Kansas Geological Survey, Open-file Report 2003-48
by Jianghai Xia, Kansas Geological Survey,
Chao Chen, China University of Geosciences,
Sihao Xia, The University of Kansas, and
Dave Laflen, Kansas Geological Survey
Report to Dennis Clennan, City of Hutchinson
KGS Open-file Report 2003-48
A natural gas explosion on January 17, 2001, destroyed two downtown Hutchinson businesses. Another explosion occurred a day after at a mobile home park 3 miles away. Two residents died of injuries from that explosion, which forced the evacuation of hundreds of people as gas geysers began erupting in the area. The geysers, following pathways to the land surface at both the explosion sites, were discovered to be abandoned brine wells once used for solution mining of salt. To find these abandoned brine wells is a part of the Hutchinson Response Project. After successfully locating one abandoned brine well by an electromagnetic method during a testing phase in 2001 and five abandoned brine wells by a high-resolution magnetic method during phase two in 2002, a high-resolution magnetic method was again proposed to search for wells in 2003 when a second sensor was employed to acquire data for calculating the pseudo-gradient of magnetic fields. The City of Hutchinson designated eight sites with a total area of 1,024,000 ft2 for investigation in 2003. These sites were divided into grids with an average size of 10,000 ft2. Survey-line spacing was 3 ft with a data density of 2.3 measurements/ft.

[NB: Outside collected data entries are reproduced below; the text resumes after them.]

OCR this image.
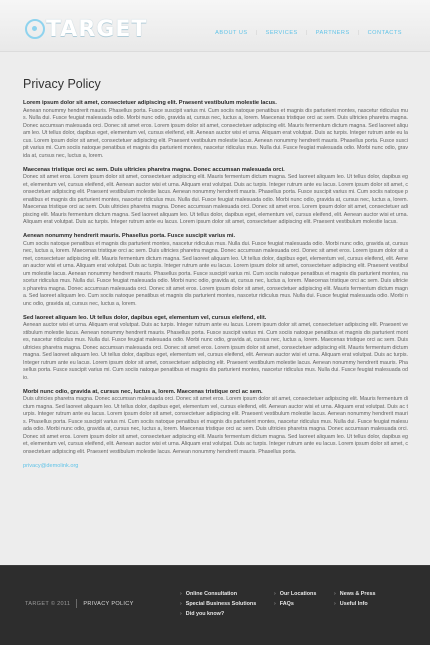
TARGET	ABOUT US | SERVICES | PARTNERS | CONTACTS
Privacy Policy
Lorem ipsum dolor sit amet, consectetuer adipiscing elit. Praesent vestibulum molestie lacus.
Aenean nonummy hendrerit mauris. Phasellus porta. Fusce suscipit varius mi. Cum sociis natoque penatibus et magnis dis parturient montes, nascetur ridiculus mus. Nulla dui. Fusce feugiat malesuada odio. Morbi nunc odio, gravida at, cursus nec, luctus a, lorem. Maecenas tristique orci ac sem. Duis ultricies pharetra magna. Donec accumsan malesuada orci. Donec sit amet eros. Lorem ipsum dolor sit amet, consectetuer adipiscing elit. Mauris fermentum dictum magna. Sed laoreet aliquam leo. Ut tellus dolor, dapibus eget, elementum vel, cursus eleifend, elit. Aenean auctor wisi et urna. Aliquam erat volutpat. Duis ac turpis. Integer rutrum ante eu lacus. Lorem ipsum dolor sit amet, consectetuer adipiscing elit. Praesent vestibulum molestie lacus. Aenean nonummy hendrerit mauris. Phasellus porta. Fusce suscipit varius mi. Cum sociis natoque penatibus et magnis dis parturient montes, nascetur ridiculus mus. Nulla dui. Fusce feugiat malesuada odio. Morbi nunc odio, gravida at, cursus nec, luctus a, lorem.
Maecenas tristique orci ac sem. Duis ultricies pharetra magna. Donec accumsan malesuada orci.
Donec sit amet eros. Lorem ipsum dolor sit amet, consectetuer adipiscing elit. Mauris fermentum dictum magna. Sed laoreet aliquam leo. Ut tellus dolor, dapibus eget, elementum vel, cursus eleifend, elit. Aenean auctor wisi et urna. Aliquam erat volutpat. Duis ac turpis. Integer rutrum ante eu lacus. Lorem ipsum dolor sit amet, consectetuer adipiscing elit. Praesent vestibulum molestie lacus. Aenean nonummy hendrerit mauris. Phasellus porta. Fusce suscipit varius mi. Cum sociis natoque penatibus et magnis dis parturient montes, nascetur ridiculus mus. Nulla dui. Fusce feugiat malesuada odio. Morbi nunc odio, gravida at, cursus nec, luctus a, lorem. Maecenas tristique orci ac sem. Duis ultricies pharetra magna. Donec accumsan malesuada orci. Donec sit amet eros. Lorem ipsum dolor sit amet, consectetuer adipiscing elit. Mauris fermentum dictum magna. Sed laoreet aliquam leo. Ut tellus dolor, dapibus eget, elementum vel, cursus eleifend, elit. Aenean auctor wisi et urna. Aliquam erat volutpat. Duis ac turpis. Integer rutrum ante eu lacus. Lorem ipsum dolor sit amet, consectetuer adipiscing elit. Praesent vestibulum molestie lacus.
Aenean nonummy hendrerit mauris. Phasellus porta. Fusce suscipit varius mi.
Cum sociis natoque penatibus et magnis dis parturient montes, nascetur ridiculus mus. Nulla dui. Fusce feugiat malesuada odio. Morbi nunc odio, gravida at, cursus nec, luctus a, lorem. Maecenas tristique orci ac sem. Duis ultricies pharetra magna. Donec accumsan malesuada orci. Donec sit amet eros. Lorem ipsum dolor sit amet, consectetuer adipiscing elit. Mauris fermentum dictum magna. Sed laoreet aliquam leo. Ut tellus dolor, dapibus eget, elementum vel, cursus eleifend, elit. Aenean auctor wisi et urna. Aliquam erat volutpat. Duis ac turpis. Integer rutrum ante eu lacus. Lorem ipsum dolor sit amet, consectetuer adipiscing elit. Praesent vestibulum molestie lacus. Aenean nonummy hendrerit mauris. Phasellus porta. Fusce suscipit varius mi. Cum sociis natoque penatibus et magnis dis parturient montes, nascetur ridiculus mus. Nulla dui. Fusce feugiat malesuada odio. Morbi nunc odio, gravida at, cursus nec, luctus a, lorem. Maecenas tristique orci ac sem. Duis ultricies pharetra magna. Donec accumsan malesuada orci. Donec sit amet eros. Lorem ipsum dolor sit amet, consectetuer adipiscing elit. Mauris fermentum dictum magna. Sed laoreet aliquam leo. Cum sociis natoque penatibus et magnis dis parturient montes, nascetur ridiculus mus. Nulla dui. Fusce feugiat malesuada odio. Morbi nunc odio, gravida at, cursus nec, luctus a, lorem.
Sed laoreet aliquam leo. Ut tellus dolor, dapibus eget, elementum vel, cursus eleifend, elit.
Aenean auctor wisi et urna. Aliquam erat volutpat. Duis ac turpis. Integer rutrum ante eu lacus. Lorem ipsum dolor sit amet, consectetuer adipiscing elit. Praesent vestibulum molestie lacus. Aenean nonummy hendrerit mauris. Phasellus porta. Fusce suscipit varius mi. Cum sociis natoque penatibus et magnis dis parturient montes, nascetur ridiculus mus. Nulla dui. Fusce feugiat malesuada odio. Morbi nunc odio, gravida at, cursus nec, luctus a, lorem. Maecenas tristique orci ac sem. Duis ultricies pharetra magna. Donec accumsan malesuada orci. Donec sit amet eros. Lorem ipsum dolor sit amet, consectetuer adipiscing elit. Mauris fermentum dictum magna. Sed laoreet aliquam leo. Ut tellus dolor, dapibus eget, elementum vel, cursus eleifend, elit. Aenean auctor wisi et urna. Aliquam erat volutpat. Duis ac turpis. Integer rutrum ante eu lacus. Lorem ipsum dolor sit amet, consectetuer adipiscing elit. Praesent vestibulum molestie lacus. Aenean nonummy hendrerit mauris. Phasellus porta. Fusce suscipit varius mi. Cum sociis natoque penatibus et magnis dis parturient montes, nascetur ridiculus mus. Nulla dui. Fusce feugiat malesuada odio.
Morbi nunc odio, gravida at, cursus nec, luctus a, lorem. Maecenas tristique orci ac sem.
Duis ultricies pharetra magna. Donec accumsan malesuada orci. Donec sit amet eros. Lorem ipsum dolor sit amet, consectetuer adipiscing elit. Mauris fermentum dictum magna. Sed laoreet aliquam leo. Ut tellus dolor, dapibus eget, elementum vel, cursus eleifend, elit. Aenean auctor wisi et urna. Aliquam erat volutpat. Duis ac turpis. Integer rutrum ante eu lacus. Lorem ipsum dolor sit amet, consectetuer adipiscing elit. Praesent vestibulum molestie lacus. Aenean nonummy hendrerit mauris. Phasellus porta. Fusce suscipit varius mi. Cum sociis natoque penatibus et magnis dis parturient montes, nascetur ridiculus mus. Nulla dui. Fusce feugiat malesuada odio. Morbi nunc odio, gravida at, cursus nec, luctus a, lorem. Maecenas tristique orci ac sem. Duis ultricies pharetra magna. Donec accumsan malesuada orci. Donec sit amet eros. Lorem ipsum dolor sit amet, consectetuer adipiscing elit. Mauris fermentum dictum magna. Sed laoreet aliquam leo. Ut tellus dolor, dapibus eget, elementum vel, cursus eleifend, elit. Aenean auctor wisi et urna. Aliquam erat volutpat. Duis ac turpis. Integer rutrum ante eu lacus. Lorem ipsum dolor sit amet, consectetuer adipiscing elit. Praesent vestibulum molestie lacus. Aenean nonummy hendrerit mauris. Phasellus porta.
privacy@demolink.org
TARGET © 2011 PRIVACY POLICY
› Online Consultation
› Special Business Solutions
› Did you know?
› Our Locations
› FAQs
› News & Press
› Useful Info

Magnetic anomalies and gradients from known brine wells were first recorded to help determine what buried brine wells might look like on magnetic data. Of forty-seven verified anomalies by excavation with a backhoe, twenty-nine anomalies were due to wells buried at depths from 0 to 8.5 ft: twenty-one 6- to 8-inch wells were abandoned brine wells, seven 1.5- to 3-inch wells were probably (water?) wells, and one 16-inch well was a dewatering well for a construction at a depth 3 ft. Two 4-inch wells were found without excavation because they were on the ground surface. Approximate monopole shape anomalies were observed from all these wells after data corrections. However, a wide range of amplitudes of magnetic anomalies—7,000 to 28,000 nT—from these abandoned brine wells was measured, which is mainly due to the thickness of wells and depths of buried wells. Anomaly amplitudes from the 1.5- to 3-inch wells are 4,000 to 8,000 nT that are linearly correlated with the buried depth. One 3-inch well that caused an anomaly with amplitude of 13,000 nT could be an inner pipe of a brine well. Gradient anomalies are roughly in a range of 100 to 200 nT/in for 1.5- to 3-inch wells and 200 to 300 nT/in for brine wells.
As indicated by the potential-field theory, gradient data possess higher horizontal resolution than magnetic field itself. Gradient data provide valuable assistance in deter-mining horizontal locations for excavation of anomaly sources. In practice, however, improvement in horizontal resolution is limited by survey line spacing. If only one sensor is used in a survey, a rapid decrease in the horizontal resolution results when the sensor height increases from 14 to 44 inches, indicating that it is critical to maintain sensor height as close to the ground as possible in hunting buried wells that are close to each other. It also suggests that downward continuation is useful to increase the horizontal resolution in well hunting.